H0: The mean number of seeds that germinated is not statistically different in GMO plants than wild plants. HA: The mean number of seeds that germinated is statistically different in GMO plants than wild plants.
sum_table = colSums(d1)[2:5]
fisher_table <- as.matrix(cbind(as.numeric(sum_table[1:2]),
as.numeric(sum_table[3:4])))
fisher.test(fisher_table, alternative="greater")
##
## Fisher's Exact Test for Count Data
##
## data: fisher_table
## p-value < 2.2e-16
## alternative hypothesis: true odds ratio is greater than 1
## 95 percent confidence interval:
## 10.18571 Inf
## sample estimates:
## odds ratio
## 12.22468
There is overwhelming evidence that the GMO plants helped seed germination. With a p-value of 2.2e^-16, it is extremely likely that this was not due to chance.
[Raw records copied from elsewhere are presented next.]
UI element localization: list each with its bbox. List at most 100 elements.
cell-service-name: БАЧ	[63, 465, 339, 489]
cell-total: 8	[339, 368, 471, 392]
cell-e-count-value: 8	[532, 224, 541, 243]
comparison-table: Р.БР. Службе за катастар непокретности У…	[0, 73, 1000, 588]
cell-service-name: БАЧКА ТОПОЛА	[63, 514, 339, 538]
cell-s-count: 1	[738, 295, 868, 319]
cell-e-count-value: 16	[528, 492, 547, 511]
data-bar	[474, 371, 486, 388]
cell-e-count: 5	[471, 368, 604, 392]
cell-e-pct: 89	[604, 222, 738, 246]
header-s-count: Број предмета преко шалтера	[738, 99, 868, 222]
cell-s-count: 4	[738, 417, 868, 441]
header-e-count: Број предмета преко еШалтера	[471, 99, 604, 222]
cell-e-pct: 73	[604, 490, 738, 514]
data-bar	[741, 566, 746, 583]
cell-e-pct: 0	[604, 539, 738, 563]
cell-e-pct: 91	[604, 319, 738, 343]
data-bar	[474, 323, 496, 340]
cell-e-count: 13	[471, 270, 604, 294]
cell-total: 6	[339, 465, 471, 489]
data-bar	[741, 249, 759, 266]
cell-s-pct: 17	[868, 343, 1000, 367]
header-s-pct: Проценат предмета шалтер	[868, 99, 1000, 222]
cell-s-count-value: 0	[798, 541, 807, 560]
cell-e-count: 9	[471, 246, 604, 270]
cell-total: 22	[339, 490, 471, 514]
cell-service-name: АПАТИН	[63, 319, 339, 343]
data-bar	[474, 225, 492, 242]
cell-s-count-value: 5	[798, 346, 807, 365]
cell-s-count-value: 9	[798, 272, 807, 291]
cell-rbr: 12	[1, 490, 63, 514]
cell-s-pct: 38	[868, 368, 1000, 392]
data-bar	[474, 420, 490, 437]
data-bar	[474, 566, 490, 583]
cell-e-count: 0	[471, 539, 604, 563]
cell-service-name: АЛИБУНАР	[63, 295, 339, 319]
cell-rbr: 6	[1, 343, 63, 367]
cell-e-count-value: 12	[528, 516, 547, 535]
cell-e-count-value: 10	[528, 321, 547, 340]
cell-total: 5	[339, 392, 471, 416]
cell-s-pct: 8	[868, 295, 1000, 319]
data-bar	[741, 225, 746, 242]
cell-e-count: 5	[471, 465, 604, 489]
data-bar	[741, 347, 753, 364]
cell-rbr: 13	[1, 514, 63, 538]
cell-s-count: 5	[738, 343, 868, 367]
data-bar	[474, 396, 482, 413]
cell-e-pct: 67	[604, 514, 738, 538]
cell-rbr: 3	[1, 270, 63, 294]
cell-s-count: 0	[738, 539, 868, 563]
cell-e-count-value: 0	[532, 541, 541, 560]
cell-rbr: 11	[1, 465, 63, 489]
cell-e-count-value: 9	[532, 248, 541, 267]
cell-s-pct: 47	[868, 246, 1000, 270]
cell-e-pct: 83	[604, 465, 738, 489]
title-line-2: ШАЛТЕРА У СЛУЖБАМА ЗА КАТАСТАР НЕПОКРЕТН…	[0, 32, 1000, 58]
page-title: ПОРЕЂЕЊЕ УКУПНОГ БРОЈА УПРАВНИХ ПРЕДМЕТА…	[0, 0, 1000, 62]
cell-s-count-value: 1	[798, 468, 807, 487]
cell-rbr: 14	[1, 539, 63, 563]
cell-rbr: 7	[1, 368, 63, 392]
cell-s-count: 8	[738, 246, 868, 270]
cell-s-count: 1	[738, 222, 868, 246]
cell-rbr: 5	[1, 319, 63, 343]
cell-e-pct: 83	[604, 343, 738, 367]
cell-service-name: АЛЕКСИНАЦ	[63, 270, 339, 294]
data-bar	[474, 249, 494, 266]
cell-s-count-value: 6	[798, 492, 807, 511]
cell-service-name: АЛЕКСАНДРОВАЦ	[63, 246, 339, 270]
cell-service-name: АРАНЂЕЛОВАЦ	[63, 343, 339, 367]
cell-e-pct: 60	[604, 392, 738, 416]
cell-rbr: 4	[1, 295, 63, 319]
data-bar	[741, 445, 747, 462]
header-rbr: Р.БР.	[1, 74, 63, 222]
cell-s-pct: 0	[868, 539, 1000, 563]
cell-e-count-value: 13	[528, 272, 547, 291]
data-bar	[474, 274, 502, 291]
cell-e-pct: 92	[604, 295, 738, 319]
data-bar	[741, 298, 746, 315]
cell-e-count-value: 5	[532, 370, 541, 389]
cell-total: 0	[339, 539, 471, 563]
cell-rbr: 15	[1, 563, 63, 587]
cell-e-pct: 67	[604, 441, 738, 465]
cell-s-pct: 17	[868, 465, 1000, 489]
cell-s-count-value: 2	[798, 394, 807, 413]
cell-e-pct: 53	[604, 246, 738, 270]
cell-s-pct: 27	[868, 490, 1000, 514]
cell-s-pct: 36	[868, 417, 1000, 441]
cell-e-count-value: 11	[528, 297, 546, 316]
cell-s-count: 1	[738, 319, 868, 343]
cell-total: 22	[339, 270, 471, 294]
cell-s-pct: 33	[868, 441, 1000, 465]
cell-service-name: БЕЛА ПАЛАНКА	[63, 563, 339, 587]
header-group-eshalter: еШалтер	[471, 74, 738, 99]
d2 <- read.csv("http://faraway.neu.edu/biostats/lab3_dataset2.csv")
head(d2)
## countries gmo.disease gmo.nodisease nogmo.disease nogmo.nodisease
## 1 India 45 40 15 31
## 2 Vietnam 59 42 27 23
## 3 Brazil 58 44 30 31
## 4 South Africa 52 44 21 29
## 5 Cambodia 39 51 22 25
## 6 Ivory Coast 53 50 23 24
H0: There is no association between GMO and disease influence HA: There is association between GMO and disease influence
d2_sum_table = colSums(d2[, -1])
d2_fisher_table <- as.matrix(cbind(as.numeric(d2_sum_table[1:2]),
as.numeric(d2_sum_table[3:4])))
fisher.test(d2_fisher_table, alternative="greater")
##
## Fisher's Exact Test for Count Data
##
## data: d2_fisher_table
## p-value = 0.02954
## alternative hypothesis: true odds ratio is greater than 1
## 95 percent confidence interval:
## 1.027284 Inf
## sample estimates:
## odds ratio
## 1.240706
There is evidence that GMO use is associated with disease incidence. With a p value of 0.02, using an alpha of 0.05, we can reject H0 and say that there is a greater disease incidence with GMO use.
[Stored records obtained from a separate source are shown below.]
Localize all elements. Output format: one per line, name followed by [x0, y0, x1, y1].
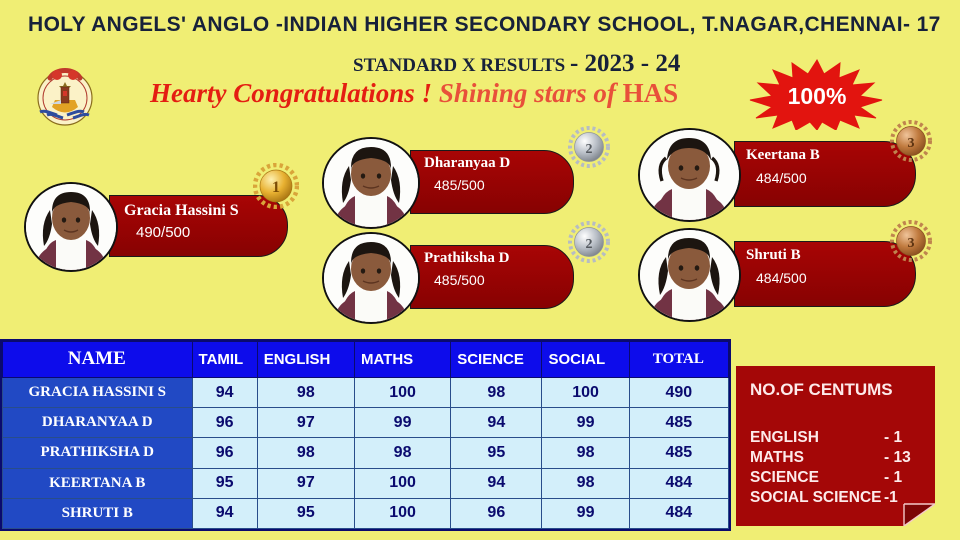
- svg-text:1: 1: [272, 179, 280, 196]
- svg-text:2: 2: [586, 237, 593, 252]
- svg-text:2: 2: [586, 142, 593, 157]
- svg-text:3: 3: [908, 236, 915, 251]
- svg-text:100%: 100%: [788, 83, 847, 109]
- svg-text:3: 3: [908, 136, 915, 151]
pvals <- numeric(NROW(d2))
for (i in 1:NROW(d2)) {
fisher_matrix = cbind(t(d2[i, 2:3]),
(t(d2[i, 4:5])))
pvals[i] <- fisher.test(fisher_matrix)$p.value
}
pvals
## [1] 0.0288584 0.7271239 0.4170731 0.2219837 0.7204465 0.8606783 0.3042649
## [8] 0.7393854 0.7224751 1.0000000
In all countries except 1, there is an association between GMO use and disease incidence.